Das radikale Eingreifen der chinesischen Behörden am Aktienmarkt zeigt weiter Wirkung. Nach starken Gewinnen am Vortrag öffneten die Märkte auch am Freitag stabil. Die Börse in Shanghai ging nahezu unverändert in den Handel, während der Component Index in Shenzhen knapp zwei Prozent zulegte. Auch der ChiNext Index, in dem wichtige Technologiewerte zusammengefasst sind, startete zwei Prozent im Plus.
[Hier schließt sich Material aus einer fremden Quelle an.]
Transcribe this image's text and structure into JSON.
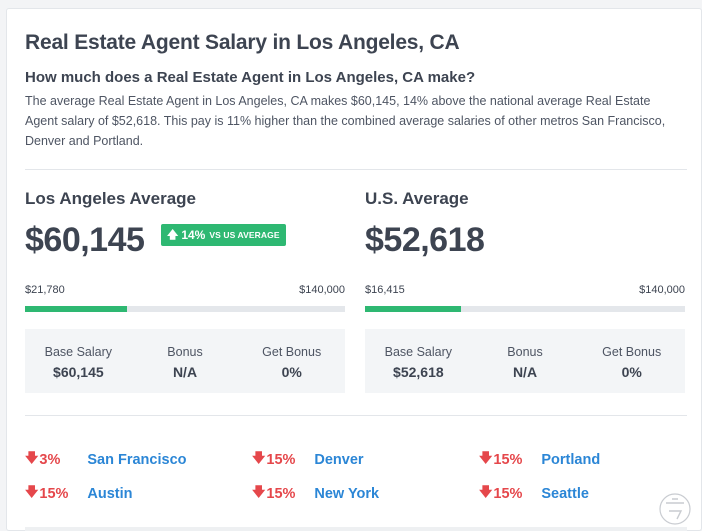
{
  "title": "Real Estate Agent Salary in Los Angeles, CA",
  "subheading": "How much does a Real Estate Agent in Los Angeles, CA make?",
  "description": "The average Real Estate Agent in Los Angeles, CA makes $60,145, 14% above the national average Real Estate Agent salary of $52,618. This pay is 11% higher than the combined average salaries of other metros San Francisco, Denver and Portland.",
  "local": {
    "label": "Los Angeles Average",
    "value": "$60,145",
    "badge_pct": "14%",
    "badge_text": "VS US AVERAGE",
    "range_min": "$21,780",
    "range_max": "$140,000",
    "bar_fill_pct": 32,
    "breakdown": [
      {
        "label": "Base Salary",
        "value": "$60,145"
      },
      {
        "label": "Bonus",
        "value": "N/A"
      },
      {
        "label": "Get Bonus",
        "value": "0%"
      }
    ]
  },
  "national": {
    "label": "U.S. Average",
    "value": "$52,618",
    "range_min": "$16,415",
    "range_max": "$140,000",
    "bar_fill_pct": 30,
    "breakdown": [
      {
        "label": "Base Salary",
        "value": "$52,618"
      },
      {
        "label": "Bonus",
        "value": "N/A"
      },
      {
        "label": "Get Bonus",
        "value": "0%"
      }
    ]
  },
  "metros": [
    {
      "pct": "3%",
      "city": "San Francisco"
    },
    {
      "pct": "15%",
      "city": "Denver"
    },
    {
      "pct": "15%",
      "city": "Portland"
    },
    {
      "pct": "15%",
      "city": "Austin"
    },
    {
      "pct": "15%",
      "city": "New York"
    },
    {
      "pct": "15%",
      "city": "Seattle"
    }
  ],
  "colors": {
    "accent_green": "#2eb872",
    "down_red": "#e5474b",
    "link_blue": "#2b86d6",
    "text_dark": "#3d4451"
  },
  "icons": {
    "badge": "arrow-up-icon",
    "metro": "arrow-down-icon"
  }
}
Nachdem die Kurse an Chinas Börsen über drei Wochen um mehr als ein Drittel abgestürzt waren, verzeichnete die Leitbörse in Shanghai am Donnerstag mit einem Plus von sechs Prozent den steilsten Tagesanstieg seit sechs Jahren. Laut Analysten sei die Erholung vor allem auf massive Stützungsmaßnahmen der Aufsichtsbehörden und der Zentralbank zurückzuführen.

Die aktuelle Erholung an den Märkten schließt allerdings nur einen Teil der Aktien ein. 1422 Unternehmen, also 49 Prozent der an Chinas Börsen gelisteten Werte, wurden in den vergangenen Tagen laut der Nachrichtenagentur Bloomberg vom Handel ausgesetzt. Dadurch ist der Handel an den Börsen verzerrt.